The book says the answer is (16π)/3

This seems weird to me because I'm imagining the graph will yield a solid just begging me to apply the washer method and use dx. Yet, unless my algebra is terrible (which wouldn't surprise me), I don't see how we can set an equation equal to one y value. Therefore, I tried devising a few approaches using dy and the disk method (I haven't seen a prototype for this problem, but I figured it couldn't be too hard to come up with my own approach to a textbook problem).

To start, I set x = -y^2 + 4y - 3. Then, I proceeded with π∫ (-y^2 + y - 3)^2 dy from 1 to 3 (value obtained by factoring). I ended up with (16/15)π. Way wrong.

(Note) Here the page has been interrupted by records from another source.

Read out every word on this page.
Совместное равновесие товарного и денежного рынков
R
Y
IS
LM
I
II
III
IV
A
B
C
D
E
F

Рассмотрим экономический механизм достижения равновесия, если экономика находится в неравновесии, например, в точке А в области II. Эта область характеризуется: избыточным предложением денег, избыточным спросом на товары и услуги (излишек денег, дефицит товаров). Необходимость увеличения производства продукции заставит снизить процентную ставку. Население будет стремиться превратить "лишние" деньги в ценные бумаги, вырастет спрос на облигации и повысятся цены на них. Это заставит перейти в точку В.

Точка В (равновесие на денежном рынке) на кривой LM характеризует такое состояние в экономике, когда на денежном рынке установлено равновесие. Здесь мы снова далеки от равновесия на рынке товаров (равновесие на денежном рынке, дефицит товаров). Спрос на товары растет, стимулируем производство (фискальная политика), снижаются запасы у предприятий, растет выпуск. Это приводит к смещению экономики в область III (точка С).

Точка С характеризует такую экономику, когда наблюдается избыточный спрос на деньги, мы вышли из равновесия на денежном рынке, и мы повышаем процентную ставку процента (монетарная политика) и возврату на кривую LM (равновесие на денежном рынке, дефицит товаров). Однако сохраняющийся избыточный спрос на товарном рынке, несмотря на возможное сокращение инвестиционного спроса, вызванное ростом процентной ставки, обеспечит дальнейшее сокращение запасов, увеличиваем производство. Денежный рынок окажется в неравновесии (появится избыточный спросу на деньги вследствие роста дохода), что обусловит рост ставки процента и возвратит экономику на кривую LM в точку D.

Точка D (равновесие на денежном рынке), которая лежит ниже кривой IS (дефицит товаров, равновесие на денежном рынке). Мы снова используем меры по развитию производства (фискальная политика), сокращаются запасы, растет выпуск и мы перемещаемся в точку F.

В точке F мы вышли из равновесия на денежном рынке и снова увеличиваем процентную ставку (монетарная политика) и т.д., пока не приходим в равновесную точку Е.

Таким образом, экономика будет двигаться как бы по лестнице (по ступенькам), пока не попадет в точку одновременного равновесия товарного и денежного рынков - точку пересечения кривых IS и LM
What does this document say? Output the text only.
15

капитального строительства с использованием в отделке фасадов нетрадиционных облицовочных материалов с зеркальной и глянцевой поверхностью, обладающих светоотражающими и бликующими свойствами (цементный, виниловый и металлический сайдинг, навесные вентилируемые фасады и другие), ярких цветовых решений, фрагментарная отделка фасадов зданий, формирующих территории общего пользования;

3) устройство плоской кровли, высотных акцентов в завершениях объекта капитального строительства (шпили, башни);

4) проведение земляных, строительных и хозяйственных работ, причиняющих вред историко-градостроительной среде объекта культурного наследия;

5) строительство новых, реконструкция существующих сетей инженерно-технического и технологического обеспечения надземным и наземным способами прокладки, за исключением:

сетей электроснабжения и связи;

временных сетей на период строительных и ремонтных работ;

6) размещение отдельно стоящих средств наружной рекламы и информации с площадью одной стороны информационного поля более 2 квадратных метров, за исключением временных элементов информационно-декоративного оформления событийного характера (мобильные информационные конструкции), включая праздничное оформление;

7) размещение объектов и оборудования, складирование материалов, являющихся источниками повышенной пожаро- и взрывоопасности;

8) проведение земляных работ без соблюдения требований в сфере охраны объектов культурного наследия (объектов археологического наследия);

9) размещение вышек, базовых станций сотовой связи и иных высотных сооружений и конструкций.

I saw a problem that sort-of, kind-of resembled this one earlier in the book, which advised I solve the problem with the formula 2π∫ y[ u(y) - v(y) ]dy.

There wasn't an explanation though, so I figured maybe that y outside the brackets represented an equation composed with y variables. So I basically repeated my first attempt with 2π out front. Not surprisingly, wrong again.

The closest I came was trying 2π∫ (-y^2 + 4y - 3) dy (incorrectly assuming that maybe the 2 coefficient would account for the volume and I could discard the square outside the parentheses around the quadratic). I got 8π/3.

Then I figured that first y in 2π∫ y[ u(y) - v(y) ]dy could be replaced by the value obtained after applying the quadratic formula to -y^2 + 4y - 3. This led to me repeating that last equation with a 4 in front of the parentheses. I got 32π/3.

I guess I'd get 16π/3 if I'd have put a 2 in front of the parentheses, yet I can't figure out any good reason why I should.

I thought I was pretty decent at rotational solids, but this shook my confidence. I spent all afternoon thinking about this and I'm stumped. I apologize for the length of the post, but I figured you might appreciate the effort. Hopefully I presented everything clear enough and I hope someone can help!

2. ## Re: Weird Rotational Solid

Wait, disk method? I'm forgetting about the shell method, aren't I?

3. ## Re: Weird Rotational Solid

Always do it both ways.

$\displaystyle 2\pi\cdot\int_{1}^{3}y\cdot (4y-y^{2}-3)\;dy$

$\displaystyle \pi\cdot\int_{0}^{1}(\sqrt{1-x}+2)^{2}-(2-\sqrt{1-x})^{2}\;dx$

Just stare at them until they soak in. Well, okay, you can blink when necesary.

Note: This is unlikely to be a natural skill. It will take effort to get good at it.